3. A Safe Drinking Water Act based on the Australian Drinking Water Guidelines, which allow communities to hold government to account when standards are not met.
4. Rigorous environmental impact assessments of developments involving significant water extraction prior to any water licence applications being made.
Water allocation and water licencing
5. Water allocation plans to be:
a. transparent;
b. Traditional Owner and First Nations-led;
c. subject to meaningful public consultation and independent review;
d. based on the best available scientific information; and
e. adaptive, reflecting changes to the sustainable yield in any given year.
6. Water extraction licences to be:
a. consistent with water allocation plans
b. made within sustainable extraction limits, determined on the basis of the best available scientific information;
c. informed by regularly monitoring the extent of the resource and the health of dependent ecosystems;
d. granted only after sufficient mapping is undertaken of the relevant water resource, groundwater dependent ecosystems, cultural values and sacred sites; and
e. subject to a cost based on the amount used.
- Integrated regional catchment management to ensure sufficient environmental water flows across all catchments.
Groundwater
- Limits on groundwater extraction which is sustainable, based on the best available and independent science and which meets the water requirements of groundwater dependent ecosystems in the context of a changing climate.
- Stronger protections for groundwater dependent ecosystems and groundwater dependent cultural values such that neither can be destroyed as a result of a water licence.
Surface water take
- Limits on surface water take through water allocation plans which have a legislative basis and are based on the best available and independent science.

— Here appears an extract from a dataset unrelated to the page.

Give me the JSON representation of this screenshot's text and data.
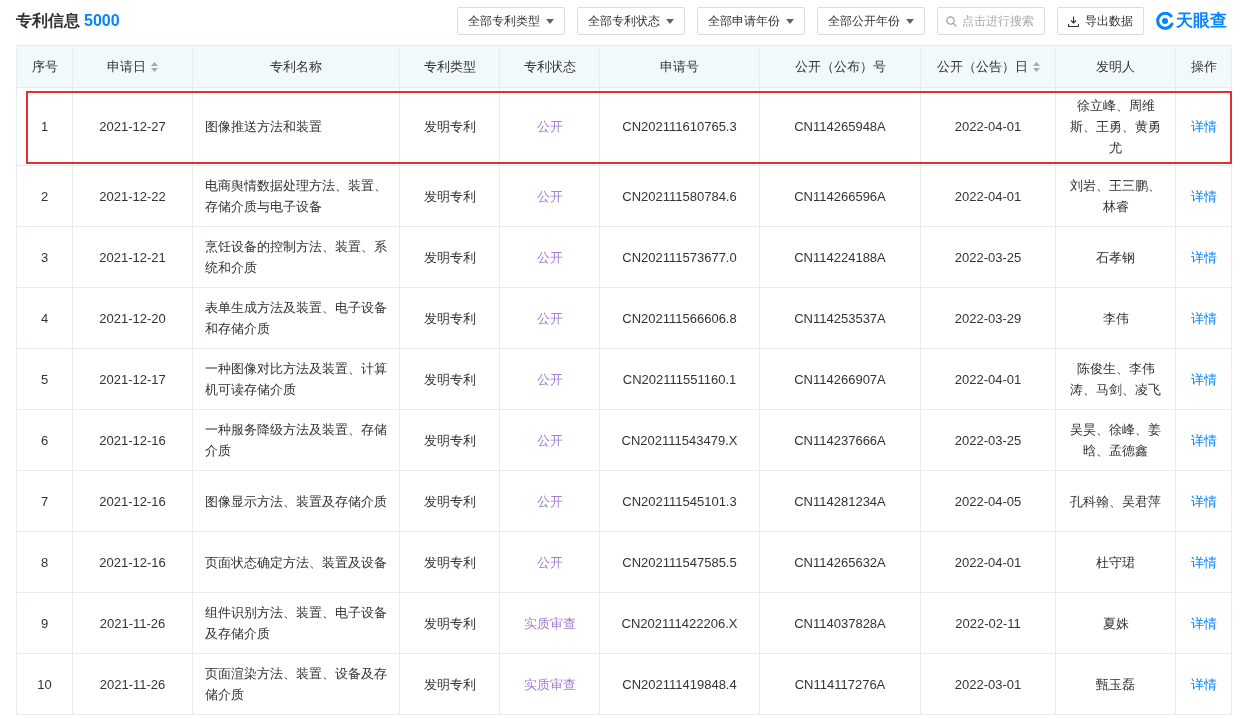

- Recognition of key rivers as living entities with stewardship led by Traditional Owners and First Nations communities.
Glossary
The precautionary principle: Under section 19 of the Environment Protection Act 2019 (NT), the precautionary principle states ‘If there are threats of serious or irreversible environmental damage, lack of full scientific certainty should not be used as a reason for postponing measures to prevent environmental degradation’ and that ‘Decision-making should be guided by a careful evaluation to avoid serious or irreversible damage to the environment wherever practicable; and an assessment of the risk-weighted consequences of various options’.